Uygulamada bazı kuyumcular altın satıyormuş gibi yapıp, karşılığında senet aldığı ve daha sonra aynı altını ikinci el olarak tekrardan aldığı görülmektedir. Aynı durum vadeli araba satışı için de geçerlidir. Unutulmamalıdır ki bu gibi durumlarda tefecilik amacı taşınılması durumunda suç oluşacaktır. Burada kişiler, bir nevi kanunu aldatma amacı taşımaktadırlar. Bu sebeple suçun oluşması doğal ve olması gerekendir.[iii]

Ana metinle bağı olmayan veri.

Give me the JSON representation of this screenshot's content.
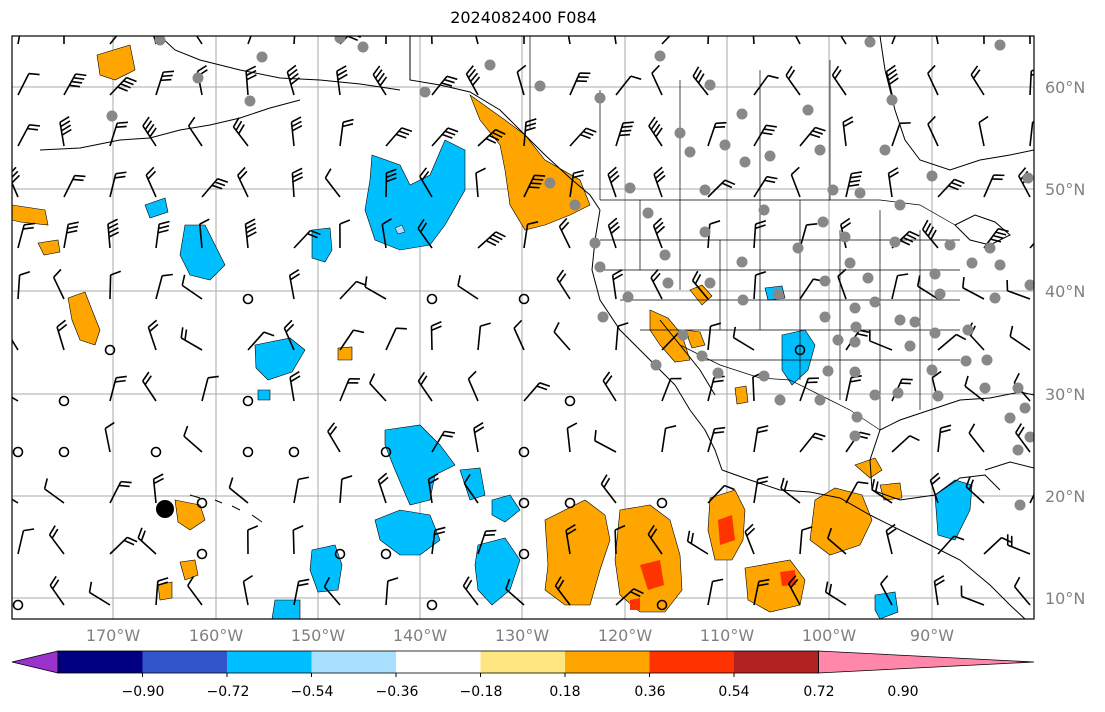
{
  "title": "2024082400 F084",
  "lat_labels": [
    "60°N",
    "50°N",
    "40°N",
    "30°N",
    "20°N",
    "10°N"
  ],
  "lon_labels": [
    "170°W",
    "160°W",
    "150°W",
    "140°W",
    "130°W",
    "120°W",
    "110°W",
    "100°W",
    "90°W"
  ],
  "colorbar": {
    "tick_labels": [
      "−0.90",
      "−0.72",
      "−0.54",
      "−0.36",
      "−0.18",
      "0.18",
      "0.36",
      "0.54",
      "0.72",
      "0.90"
    ],
    "colors": [
      "#9933cc",
      "#000080",
      "#3355cc",
      "#00bfff",
      "#aae0ff",
      "#ffffff",
      "#ffe680",
      "#ffa500",
      "#ff3300",
      "#b22222",
      "#ff88aa"
    ]
  }
}
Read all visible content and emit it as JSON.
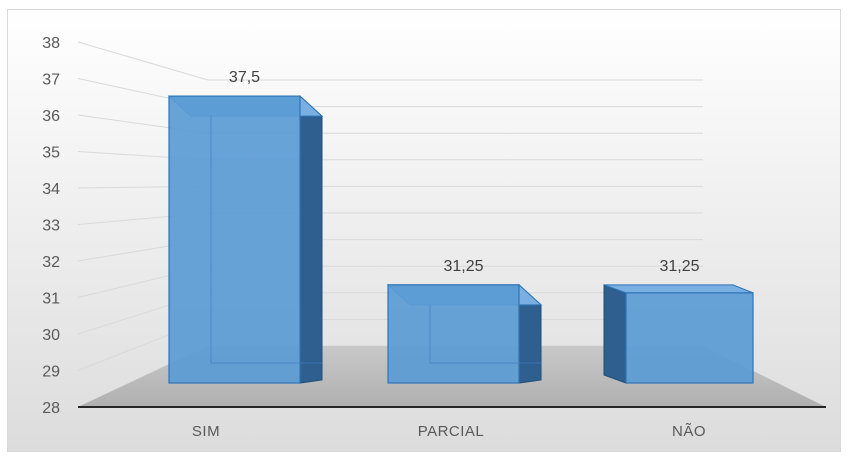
{
  "chart_data": {
    "type": "bar",
    "style": "3d-column",
    "categories": [
      "SIM",
      "PARCIAL",
      "NÃO"
    ],
    "values": [
      37.5,
      31.25,
      31.25
    ],
    "data_labels": [
      "37,5",
      "31,25",
      "31,25"
    ],
    "title": "",
    "xlabel": "",
    "ylabel": "",
    "ylim": [
      28,
      38
    ],
    "yticks": [
      "28",
      "29",
      "30",
      "31",
      "32",
      "33",
      "34",
      "35",
      "36",
      "37",
      "38"
    ],
    "grid": true,
    "legend": "none",
    "bar_color": "#5b9bd5",
    "bar_color_light": "#79afe2",
    "bar_color_dark": "#2f5f8f",
    "floor_color": "#bfbfbf"
  }
}
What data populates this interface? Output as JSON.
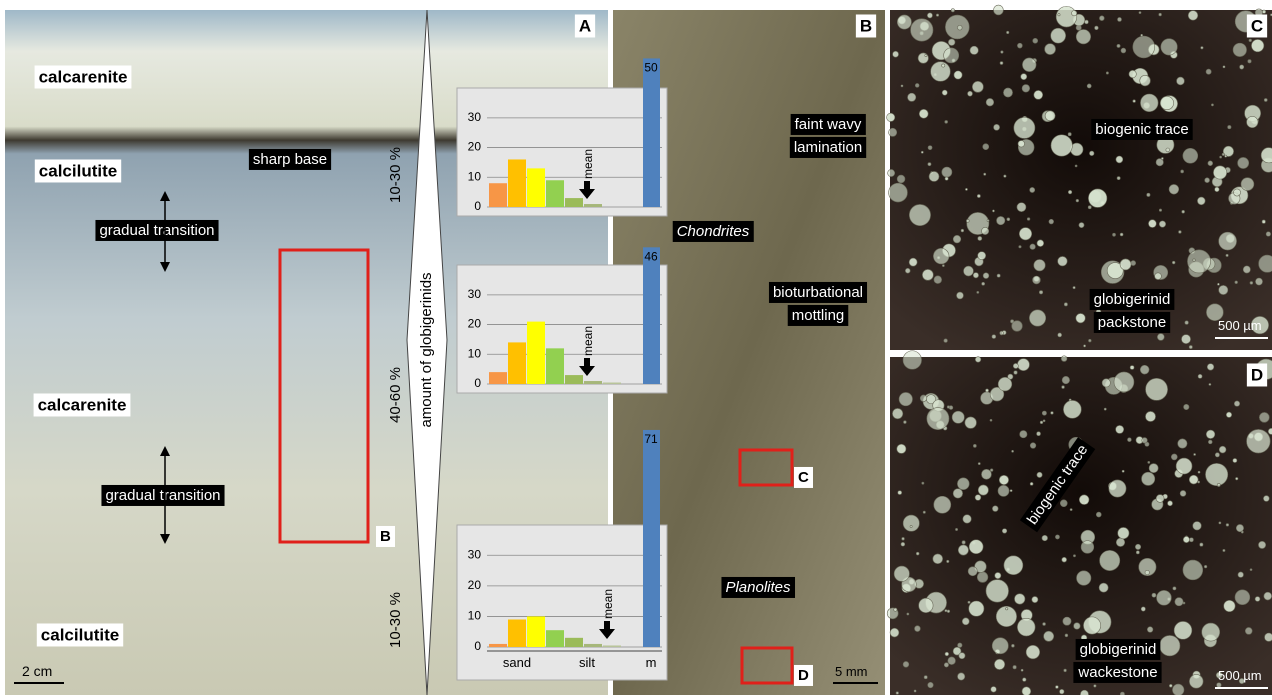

Tefecilik suçunun konusunun sadece para olabileceğini ayrıntısı ile belirttikten sonra, paranın tedavülden kalkmamış olması gerektiğini de hatırlatmak isteriz. Türk Parası Kıymetini Koruma Hakkında 32 Sayılı Kararın 2/e maddesi, Türk Lirasını; ?Türkiye Cumhuriyeti kanunlarına göre Türkiye'de tedavülde bulunan veya tedavülden kaldırılmış olsa bile değiştirme süresi dolmamış olan paralar? şeklinde tanımlamaktadır. Bu açıdan bakıldığında, tefecilik suçunun oluşumu için geçerli paranın, halen kullanılıyor olması veya kullanımdan kalksa bile değiştirme süresinin devam ediyor olması gerekmektedir. Tedavülden kaldırılan ve değiştirme süresi dolan paralar tefecilik suçunun konusunu oluşturamazlar.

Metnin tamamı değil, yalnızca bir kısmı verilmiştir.